Now, compute pairwise log-likelihoods. We will just look at comparing PO/U and HS/U:

pw_1_LRTs_lgd2 <- lapply(
  X = list(
    POU = c("PO", "U")
  ),
  FUN = function(x) {
    pairwise_kin_logl_ratios(
      D1 = long_genos_d2, 
      D2 = long_genos_d2, 
      CK = ckmr_lgd2,
      numer = x[1],
      denom = x[2],
      num_cores = 8
    )
  }
) %>%
  bind_rows(
  .id = "lr_type"
) %>%
  pivot_wider(names_from = lr_type, values_from = logl_ratio)

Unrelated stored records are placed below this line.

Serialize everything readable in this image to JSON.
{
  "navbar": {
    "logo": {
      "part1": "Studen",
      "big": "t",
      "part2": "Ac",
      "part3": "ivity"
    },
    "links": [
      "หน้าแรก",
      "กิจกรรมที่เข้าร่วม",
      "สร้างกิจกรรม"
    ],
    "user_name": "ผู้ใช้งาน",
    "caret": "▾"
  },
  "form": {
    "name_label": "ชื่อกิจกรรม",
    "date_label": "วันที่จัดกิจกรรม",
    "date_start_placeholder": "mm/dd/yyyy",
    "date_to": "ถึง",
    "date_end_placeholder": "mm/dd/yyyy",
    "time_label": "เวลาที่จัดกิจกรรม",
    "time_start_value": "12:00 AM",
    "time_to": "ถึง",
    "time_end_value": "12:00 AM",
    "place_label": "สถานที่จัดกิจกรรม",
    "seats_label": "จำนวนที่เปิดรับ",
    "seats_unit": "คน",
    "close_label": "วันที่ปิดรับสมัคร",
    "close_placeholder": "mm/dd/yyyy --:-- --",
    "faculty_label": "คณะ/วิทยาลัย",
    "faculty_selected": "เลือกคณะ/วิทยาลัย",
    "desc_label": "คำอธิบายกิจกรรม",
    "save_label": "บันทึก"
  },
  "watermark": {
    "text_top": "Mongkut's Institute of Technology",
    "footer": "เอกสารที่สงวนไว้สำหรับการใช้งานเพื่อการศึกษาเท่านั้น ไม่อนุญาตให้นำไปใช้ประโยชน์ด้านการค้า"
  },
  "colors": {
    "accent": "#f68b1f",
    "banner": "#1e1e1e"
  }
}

2.7.5.1 PO/U logl ratios with nulls > 0.02 tossed

simU_POU_lgd2 <- Qs_lgd2 %>%
  extract_logls(numer = c(PO = 1), denom = c(U = 1)) %>% 
  filter(true_relat == "U")

ggplot() +
  geom_density(
    data = simU_POU_lgd2,
    mapping = aes(x = logl_ratio),
    fill = "red",
    alpha = 0.3
  ) +
  geom_density(
    data = pw_1_LRTs_lgd2, 
    mapping = aes(x = POU)
  )

That is a lot closer, of course it is using fewer loci.

2.7.6 What happens if we increase the assumed and simulated genotyping error rates

It could be that genotyping error rates are greater, in actuality, than what we are assuming in these simulations and calculations. Let’s see what happens if we crank them up by a factor of 3, from 0.005 to 0.015.

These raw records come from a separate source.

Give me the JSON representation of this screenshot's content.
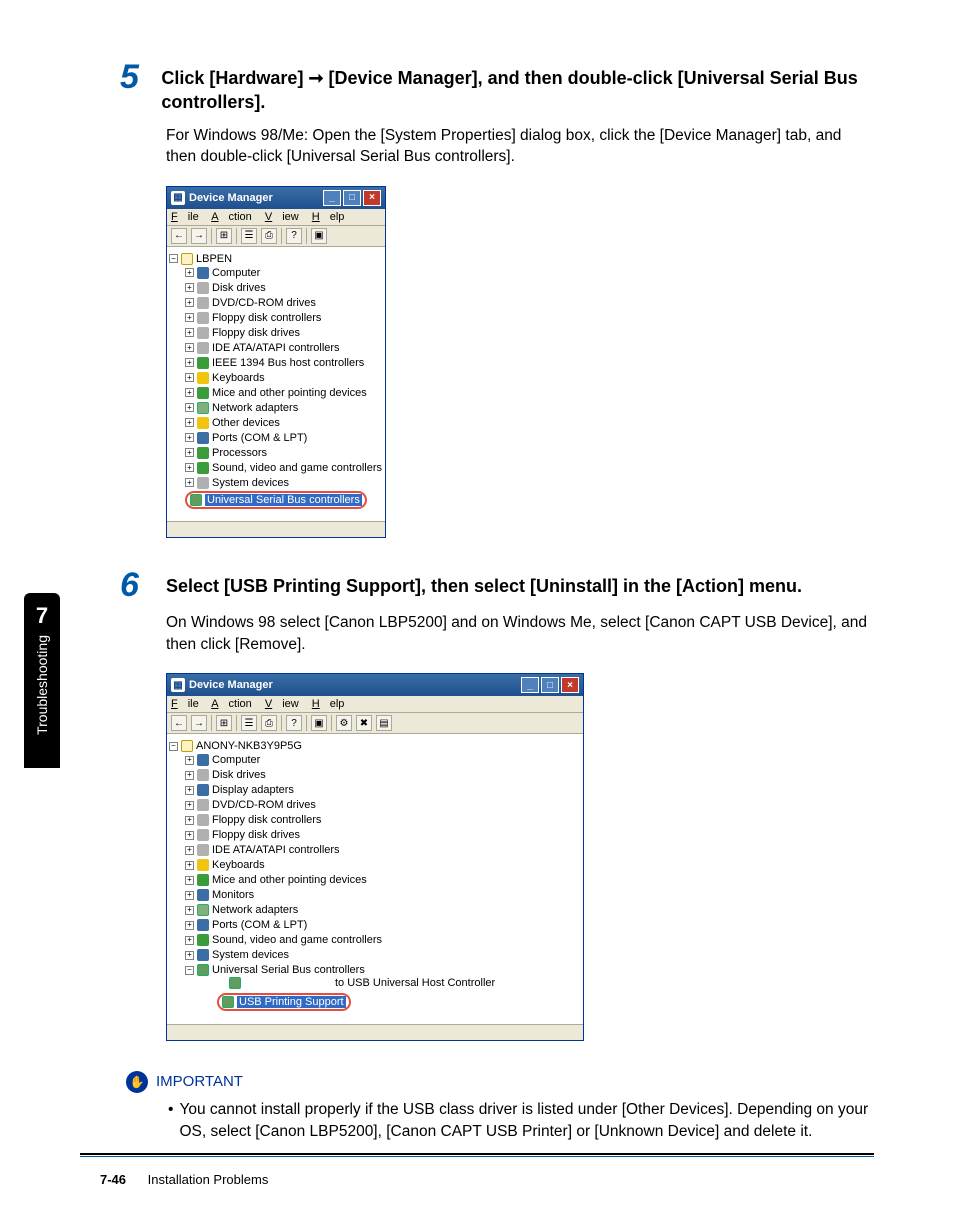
{
  "sidebar": {
    "chapter_number": "7",
    "chapter_title": "Troubleshooting"
  },
  "step5": {
    "number": "5",
    "title_a": "Click [Hardware] ",
    "title_arrow": "➞",
    "title_b": " [Device Manager], and then double-click [Universal Serial Bus controllers].",
    "body": "For Windows 98/Me: Open the [System Properties] dialog box, click the [Device Manager] tab, and then double-click [Universal Serial Bus controllers]."
  },
  "step6": {
    "number": "6",
    "title": "Select [USB Printing Support], then select [Uninstall] in the [Action] menu.",
    "body": "On Windows 98 select [Canon LBP5200] and on Windows Me, select [Canon CAPT USB Device], and then click [Remove]."
  },
  "devmgr": {
    "title": "Device Manager",
    "menu": {
      "file": "File",
      "action": "Action",
      "view": "View",
      "help": "Help"
    }
  },
  "tree1": {
    "root": "LBPEN",
    "items": [
      "Computer",
      "Disk drives",
      "DVD/CD-ROM drives",
      "Floppy disk controllers",
      "Floppy disk drives",
      "IDE ATA/ATAPI controllers",
      "IEEE 1394 Bus host controllers",
      "Keyboards",
      "Mice and other pointing devices",
      "Network adapters",
      "Other devices",
      "Ports (COM & LPT)",
      "Processors",
      "Sound, video and game controllers",
      "System devices"
    ],
    "highlight": "Universal Serial Bus controllers"
  },
  "tree2": {
    "root": "ANONY-NKB3Y9P5G",
    "items": [
      "Computer",
      "Disk drives",
      "Display adapters",
      "DVD/CD-ROM drives",
      "Floppy disk controllers",
      "Floppy disk drives",
      "IDE ATA/ATAPI controllers",
      "Keyboards",
      "Mice and other pointing devices",
      "Monitors",
      "Network adapters",
      "Ports (COM & LPT)",
      "Sound, video and game controllers",
      "System devices"
    ],
    "usb_parent": "Universal Serial Bus controllers",
    "usb_child1_trail": " to USB Universal Host Controller",
    "usb_child2": "USB Printing Support"
  },
  "important": {
    "label": "IMPORTANT",
    "bullet": "You cannot install properly if the USB class driver is listed under [Other Devices]. Depending on your OS, select [Canon LBP5200], [Canon CAPT USB Printer] or [Unknown Device] and delete it."
  },
  "footer": {
    "page": "7-46",
    "section": "Installation Problems"
  }
}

We will use the data set with the null allele freqs < 0.02, since it is a little smaller and doesn’t take quite as long to do this…

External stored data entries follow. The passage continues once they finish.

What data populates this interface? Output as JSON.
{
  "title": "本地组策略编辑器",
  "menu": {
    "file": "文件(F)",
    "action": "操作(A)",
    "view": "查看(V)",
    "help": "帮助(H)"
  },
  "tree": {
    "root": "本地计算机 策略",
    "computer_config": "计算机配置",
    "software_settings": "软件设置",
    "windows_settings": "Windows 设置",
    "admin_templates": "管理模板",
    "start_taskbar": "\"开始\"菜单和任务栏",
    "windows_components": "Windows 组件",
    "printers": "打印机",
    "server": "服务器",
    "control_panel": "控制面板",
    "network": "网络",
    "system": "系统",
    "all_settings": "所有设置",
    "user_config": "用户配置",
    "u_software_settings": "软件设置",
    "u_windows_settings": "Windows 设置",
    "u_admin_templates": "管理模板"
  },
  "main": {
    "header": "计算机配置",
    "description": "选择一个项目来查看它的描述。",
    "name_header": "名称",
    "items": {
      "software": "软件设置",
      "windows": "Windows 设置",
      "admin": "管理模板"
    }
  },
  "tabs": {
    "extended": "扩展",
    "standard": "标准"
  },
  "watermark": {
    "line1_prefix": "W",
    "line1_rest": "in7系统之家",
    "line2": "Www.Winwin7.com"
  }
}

# for this, we will only do PO, HS and U
ckmr_lgd2_015 <- create_ckmr(
  D = afreqs_ready_lgd2,
  kappa_matrix = kappas[c("PO", "HS", "U"), ],
  ge_mod_assumed = ge_model_TGIE,
  ge_mod_true = ge_model_TGIE,
  ge_mod_assumed_pars_list = list(epsilon = 0.015),
  ge_mod_true_pars_list = list(epsilon = 0.015)
)

And simulate some genotypes:

# This simulates a large number of pairwise genotype probabilites
# at each locus
Qs_lgd2_015 <- simulate_Qij(
  ckmr_lgd2_015, 
  calc_relats = c("PO", "U"),
  sim_relats = c("PO", "U") 
)

Now, compute pairwise log-likelihoods. We will just look at comparing PO/U and HS/U:

pw_1_LRTs_lgd2_015 <- lapply(
  X = list(
    POU = c("PO", "U")
  ),
  FUN = function(x) {
    pairwise_kin_logl_ratios(
      D1 = long_genos_d2, 
      D2 = long_genos_d2, 
      CK = ckmr_lgd2_015,
      numer = x[1],
      denom = x[2],
      num_cores = 8
    )
  }
) %>%
  bind_rows(
  .id = "lr_type"
) %>%
  pivot_wider(names_from = lr_type, values_from = logl_ratio)

2.7.6.1 PO/U logl ratios with nulls > 0.02 tossed and genotyping rate of 0.015

simU_POU_lgd2_015 <- Qs_lgd2_015 %>%
  extract_logls(numer = c(PO = 1), denom = c(U = 1)) %>% 
  filter(true_relat == "U")

ggplot() +
  geom_density(
    data = simU_POU_lgd2_015,
    mapping = aes(x = logl_ratio),
    fill = "red",
    alpha = 0.3
  ) +
  geom_density(
    data = pw_1_LRTs_lgd2_015, 
    mapping = aes(x = POU)
  )

That is a little closer.

2.8 Wrap Up

Well, that has been a somewhat ad hoc analysis of genotyping error rates and simulated vs observed distributions. There would be more formal ways of doing this (and surely, even the ad hoc explorations here should be wrapped up into a function), but this gives a flavor for some explorations that could be done.

References

Fay FH, Rausch VR, Feltz ET (1967) Cytogenetic comparison of some pinnipeds (mammalia: eutheria). Canadian Journal of Zoology, 45, 773–778.